Hany, vingt ans, qui vit dans une tente sur le campement, voit que les gens commencent à paniquer. “Les gens ont peur lorsqu’il n’arrête pas de neiger, parce que les tentes ne tiendront pas sous ce poids,” dit-il, alors qu’une femme âgée passe devant lui en se traînant à travers le blizzard. Il regarde son téléphone mobile—sa bouffée d’oxygène vers le monde extérieur – qu’il utilise pour prendre des photos et les envoyer à ses amis. La batterie est à plat. “Nous n’avons plus d’électricité depuis hier.”
Près de 250 000 personnes vivant dans les bâtiments inachevés et les campements informels de la plaine de la Bekaa luttent contre des conditions de vie de plus en plus misérables. Mais les souffrances ne s’arrêtent pas là. Les réfugiés qui vivent sur le mont Liban, à Beyrouth et dans le nord et le sud du pays doivent également beaucoup lutter pour survivre.
La Jordanie doit aussi affronter des températures au-dessous de zéro. Au camp de réfugiés Za’atari, où environ 16 000 personnes (soit près de six pour cent des 80 000 résidents) vivent encore dans des tentes, la neige est arrivée, couvrant le paysage désertique d’un manteau blanc glacé.
Mais c’est peut-être l’après-tempête que les gens redoutent le plus, lorsque la neige fond et que les tentes sont inondées. Ils s’inquiètent également de l’accès à l’eau potable. Aujourd’hui, dans une région où plus de 3,3 millions de réfugiés sont venus pour fuir la guerre civile en Syrie, certains réalisent qu’ils risquent encore de perdre le peu de biens qu’ils étaient parvenus à sauver de leur précédente demeure.
Des efforts pour minimiser les dégâts sont en cours. Le HCR prépare, depuis octobre, des stocks d’urgence dans son programme d’hiver, et il distribue maintenant des bons de carburant, des couvertures, des poêles et de la nourriture.
Parmi la mosaïque créée par les abris dans le camp Za’atari en Jordanie, Shetta, 44 ans, est debout et regarde avec stupeur la bâche qui, hier encore, lui servait d’abri. Après une nuit de tempête, il attend dehors, dans le froid, qu’on l’aide à reconstruire sa tente.
Quelques mètres plus loin, Suleimane et son épouse Hasna, ont échappé de peu à la tragédie. Dans la nuit, leur tente s’est effondrée, et leurs 13 enfants étaient à l’intérieur. Hasna, qui a fui Damas avec sa famille deux ans auparavant, est encore visiblement sous le coup de l’émotion. « Le vent était trop fort et les enfants étaient terrifiés dans la tente », dit-elle d’une voix brisée. « Quand la tente s’est effondrée avec nous à l’intérieur, nous nous sommes précipités dehors vers la caravane d’un voisin, mais nous n’avons pas pu sauver nos biens. »

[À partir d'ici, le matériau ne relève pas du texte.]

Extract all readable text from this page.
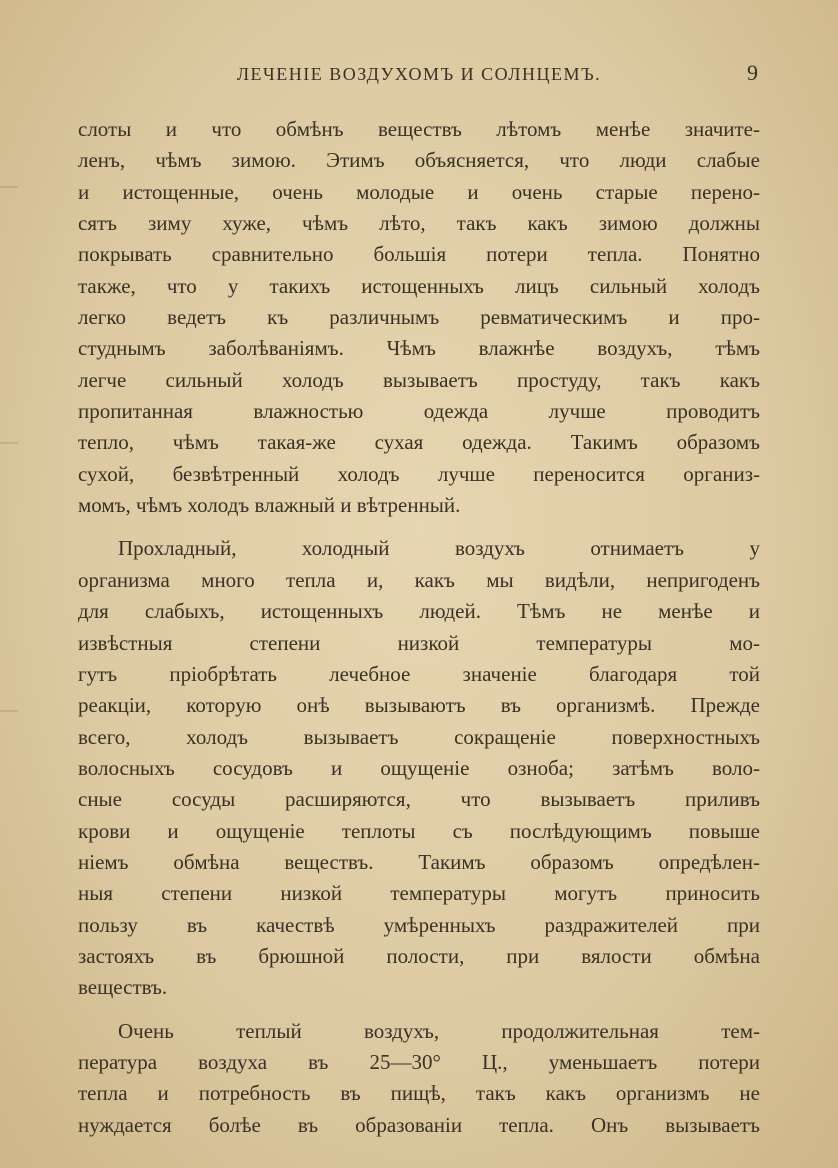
ЛЕЧЕНІЕ ВОЗДУХОМЪ И СОЛНЦЕМЪ.	9
слоты и что обмѣнъ веществъ лѣтомъ менѣе значите-
ленъ, чѣмъ зимою. Этимъ объясняется, что люди слабые
и истощенные, очень молодые и очень старые перено-
сятъ зиму хуже, чѣмъ лѣто, такъ какъ зимою должны
покрывать сравнительно большія потери тепла. Понятно
также, что у такихъ истощенныхъ лицъ сильный холодъ
легко ведетъ къ различнымъ ревматическимъ и про-
студнымъ заболѣваніямъ. Чѣмъ влажнѣе воздухъ, тѣмъ
легче сильный холодъ вызываетъ простуду, такъ какъ
пропитанная влажностью одежда лучше проводитъ
тепло, чѣмъ такая-же сухая одежда. Такимъ образомъ
сухой, безвѣтренный холодъ лучше переносится организ-
момъ, чѣмъ холодъ влажный и вѣтренный.
Прохладный, холодный воздухъ отнимаетъ у
организма много тепла и, какъ мы видѣли, непригоденъ
для слабыхъ, истощенныхъ людей. Тѣмъ не менѣе и
извѣстныя степени низкой температуры мо-
гутъ пріобрѣтать лечебное значеніе благодаря той
реакціи, которую онѣ вызываютъ въ организмѣ. Прежде
всего, холодъ вызываетъ сокращеніе поверхностныхъ
волосныхъ сосудовъ и ощущеніе озноба; затѣмъ воло-
сные сосуды расширяются, что вызываетъ приливъ
крови и ощущеніе теплоты съ послѣдующимъ повыше
ніемъ обмѣна веществъ. Такимъ образомъ опредѣлен-
ныя степени низкой температуры могутъ приносить
пользу въ качествѣ умѣренныхъ раздражителей при
застояхъ въ брюшной полости, при вялости обмѣна
веществъ.
Очень теплый воздухъ, продолжительная тем-
пература воздуха въ 25—30° Ц., уменьшаетъ потери
тепла и потребность въ пищѣ, такъ какъ организмъ не
нуждается болѣе въ образованіи тепла. Онъ вызываетъ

Le personnel de le HCR et ses partenaires travaillent jour et nuit, et ont installé une douzaine de centres de sécurité avec matelas, couvertures supplémentaires et beaucoup d’appareils de chauffage. Des centaines de personnes s’abritent dans les centres de sécurité; certains ont été envoyés à l’hôpital pour y être soignés.
Avec la neige, le vent violent et les conditions météorologiques glaciales qui continueront au cours des prochains jours, les réfugiés de la région auront bien peu de répit.